Arizona Daily Wildcat

When UA freshman Jennifer Eckstrom was a young girl, she would watch her father Dan, now on the Pima County Board of Supervisors, at South Tucson City Council meetings.

"It was really interesting. That's what made me want to join politics," Jennifer said.

Last June she was elected to the South Tucson City Council and juggles her time between school and public office. She is working on youth programs, one of which encourages teenagers to stay in school and another dealing with gang prevention.

"I'm young, and there are a lot of people in South Tucson, and the only way to express (themselves) is through someone their own age," she said.

Jennifer is 18-years-old, and her age was brought up during the election. Betty Liggins, a community activist living in South Tucson, worked on Dan Eckstrom's campaign for his position on the Board of Supervisors and has known Jennifer for 15 years. She was in opposition to her campaign.

"I didn't think she had any experience. It was her first time voting. I think she's a very nice lady, but she's too young," Liggins said.

Her age is an asset, said South Tucson Mayor Shirley Villegas and second cousin to Jennifer.

"In fact, I find it more helpful. She can relate with the younger generation and has more input," she said.

When Jennifer decided to run, people in the community said that her father was influencing her to do it and that he would be running South Tucson through her, she said.

This is wrong, Dan Eckstrom said. She came up with the idea herself, he said.

"It bothers me when people take a shot at me through her. Conversely, I'm real fortunate when people say good things about her it rubs off on me," said UA graduate Dan Eckstrom.

With the council and school work, Jennifer has time for little else.

"I don't stay at school enough to meet a lot of people," she said.
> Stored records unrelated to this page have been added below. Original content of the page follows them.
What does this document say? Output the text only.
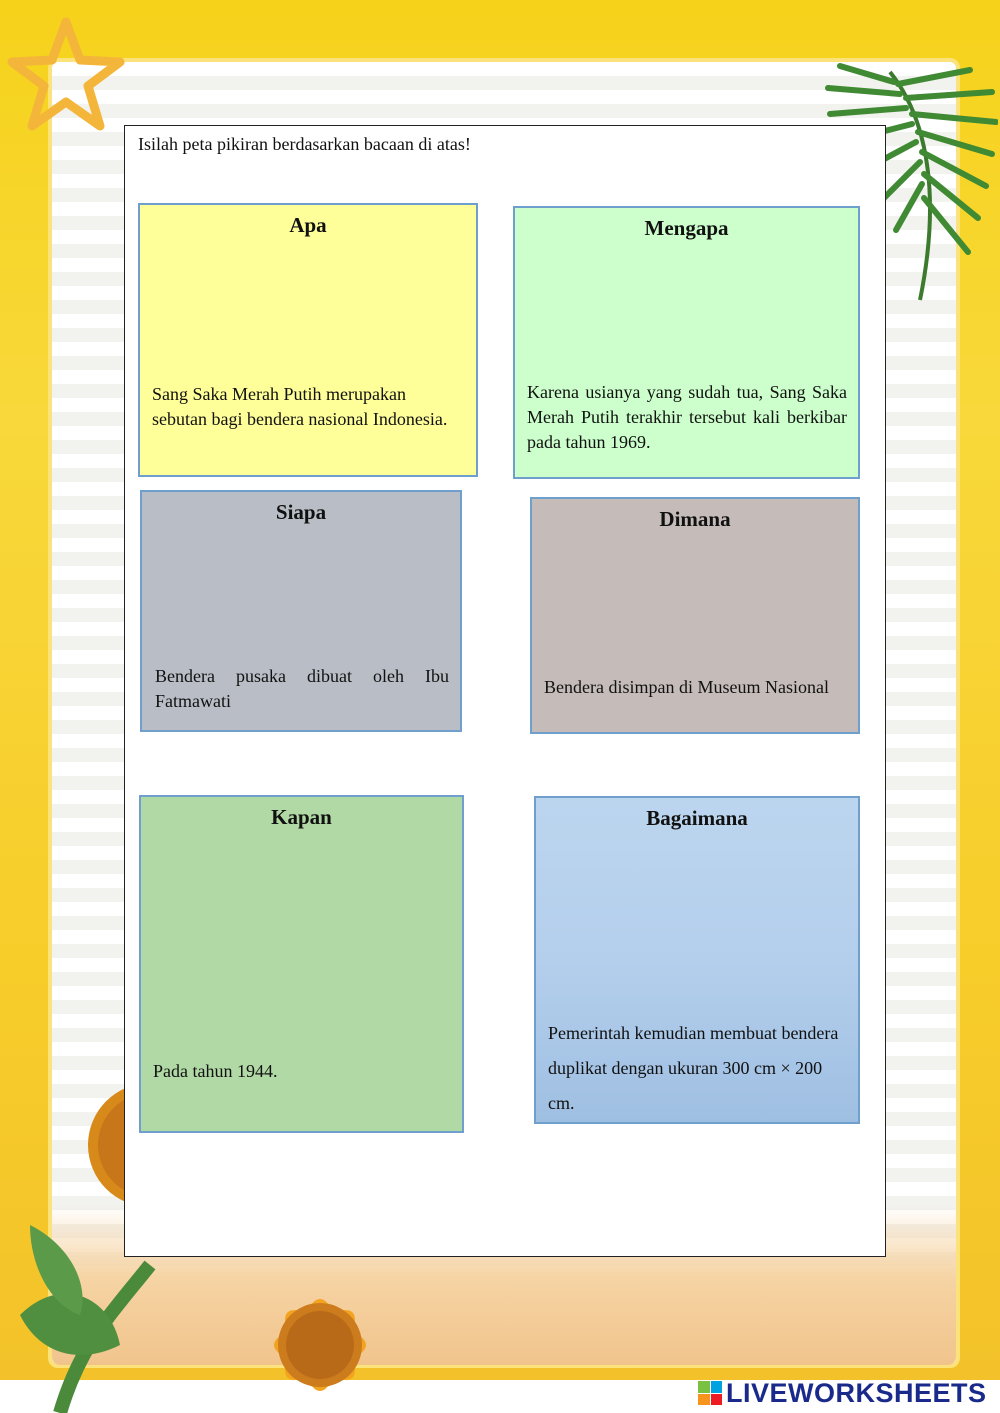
Isilah peta pikiran berdasarkan bacaan di atas!
Apa
Sang Saka Merah Putih merupakan sebutan bagi bendera nasional Indonesia.
Mengapa
Karena usianya yang sudah tua, Sang Saka Merah Putih terakhir tersebut kali berkibar pada tahun 1969.
Siapa
Bendera pusaka dibuat oleh Ibu Fatmawati
Dimana
Bendera disimpan di Museum Nasional
Kapan
Pada tahun 1944.
Bagaimana
Pemerintah kemudian membuat bendera duplikat dengan ukuran 300 cm × 200 cm.
LIVEWORKSHEETS
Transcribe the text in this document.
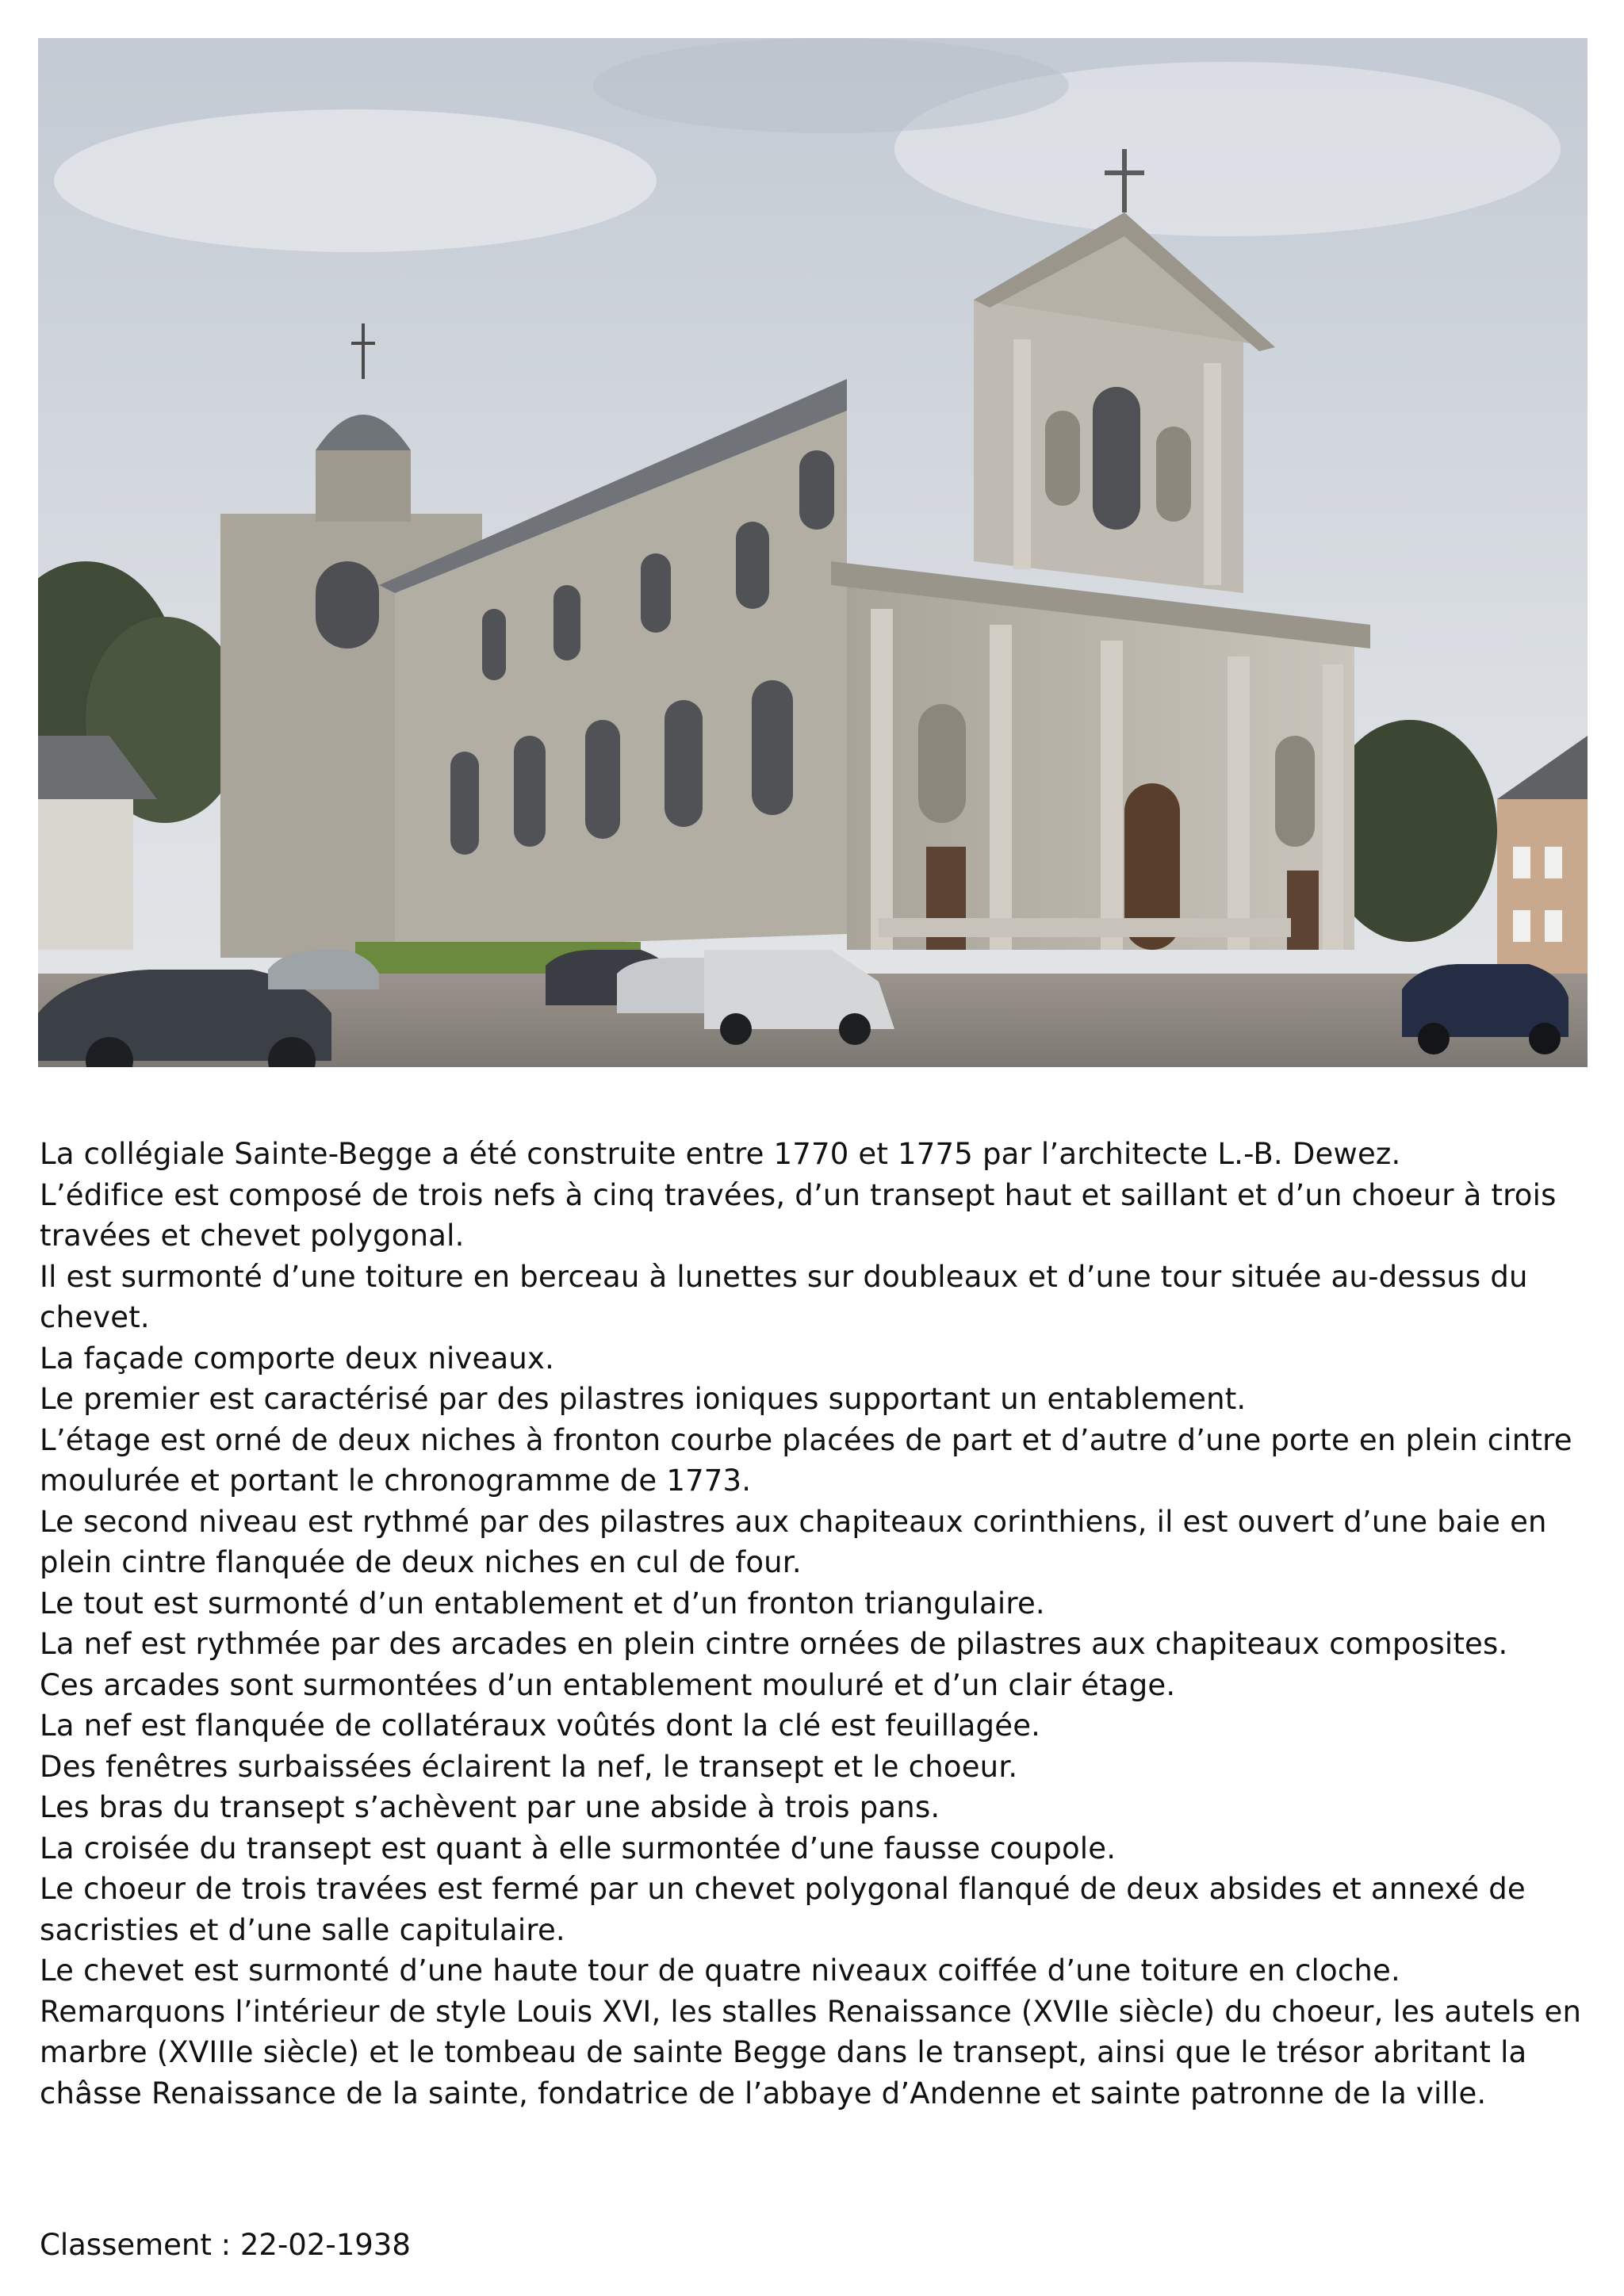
La collégiale Sainte-Begge a été construite entre 1770 et 1775 par l’architecte L.-B. Dewez.

L’édifice est composé de trois nefs à cinq travées, d’un transept haut et saillant et d’un choeur à trois travées et chevet polygonal.

Il est surmonté d’une toiture en berceau à lunettes sur doubleaux et d’une tour située au-dessus du chevet.

La façade comporte deux niveaux.

Le premier est caractérisé par des pilastres ioniques supportant un entablement.

L’étage est orné de deux niches à fronton courbe placées de part et d’autre d’une porte en plein cintre moulurée et portant le chronogramme de 1773.

Le second niveau est rythmé par des pilastres aux chapiteaux corinthiens, il est ouvert d’une baie en plein cintre flanquée de deux niches en cul de four.

Le tout est surmonté d’un entablement et d’un fronton triangulaire.

La nef est rythmée par des arcades en plein cintre ornées de pilastres aux chapiteaux composites.

Ces arcades sont surmontées d’un entablement mouluré et d’un clair étage.

La nef est flanquée de collatéraux voûtés dont la clé est feuillagée.

Des fenêtres surbaissées éclairent la nef, le transept et le choeur.

Les bras du transept s’achèvent par une abside à trois pans.

La croisée du transept est quant à elle surmontée d’une fausse coupole.

Le choeur de trois travées est fermé par un chevet polygonal flanqué de deux absides et annexé de sacristies et d’une salle capitulaire.

Le chevet est surmonté d’une haute tour de quatre niveaux coiffée d’une toiture en cloche.

Remarquons l’intérieur de style Louis XVI, les stalles Renaissance (XVIIe siècle) du choeur, les autels en marbre (XVIIIe siècle) et le tombeau de sainte Begge dans le transept, ainsi que le trésor abritant la châsse Renaissance de la sainte, fondatrice de l’abbaye d’Andenne et sainte patronne de la ville.

Classement : 22-02-1938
Her weekdays consist of classes until 2 p.m. Then she goes to the South Tucson Dan Eckstrom Municipal Complex to pick up her messages and mail. She stays a few hours doing work and making phone calls. Afterwards, she goes home for the day, where she lives with her parents and brother. She then has dinner and does homework. She hasn't seen much of her boyfriend or her best friend.

"Sometimes I go with her to public meetings," said Alonzo Marquez, a first year student at Pima Community College. "I think it's great. It shows what young people can do in their community."

Public office hasn't changed her, said Liz Rivera, a second year student at Pima.

"She seems the same old Jennifer to me, but more responsible now ... We keep in touch, but ever since we started school, it's pretty hard," she said.

Jennifer hopes to use the experience she is gaining throughout her college career. Her plan is to become a lawyer.

"It's helped with everything I'm doing right now," she said.